- Court: Auckland High Court
- Decided: 8 November 2000
- Citation: [2001] 1 NZLR 237

Case history
- Subsequent action: [2002] 1 NZLR 780

Court membership
- Judge sitting: Salmon J

Keywords
- Equity (law), Trust law, Three certainties

= Thexton v Thexton =

Thexton v Thexton is an important case in New Zealand trust law, applying the principle that burden of establishing an intention to create a trust rests on the person alleging it.

==Background==
The background of the case was a family dispute over the ownership of shares in a family business. The critical question before the court was whether the son held shares in trust for his father.

==Judgment==
Justice Salmon ruled, applying the principle of Herdegan v Federal Commissioner of Taxation 1988 84 ALR 271; "The burden of establishing that there was an intention to create a trust is on the person who alleges that a trust was created." Salmon J also held that inferring an intention does not require technical words and may come from a person's acts;

If the trust is not completely constituted then absent consideration on the part of the beneficiary, the trust is not binding on the settlor: equity will not assist a volunteer. A declaration of trust does not require a technical form of expression, it is a question of construction whether the words used, taking into account the surrounding circumstances, amount to a clear declaration of trust.
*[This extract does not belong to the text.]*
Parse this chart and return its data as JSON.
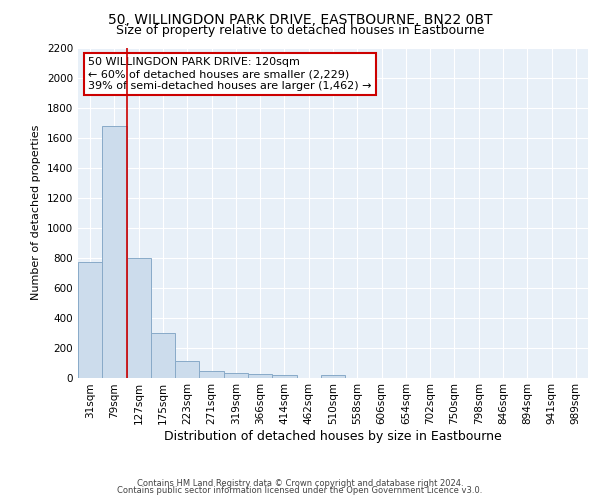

What is needed is the manifestation of an intention to declare a trust: Paul v Constance [1977] 1 All ER 195. Where no words exhibiting the necessary intent are used it may in exceptional cases be possible to infer a declaration of trust from acts showing that a person has constituted themselves as trustee, ie from conduct evincing an intent to deal with his property so that somebody else to his own exclusion acquires the beneficial interest in his property.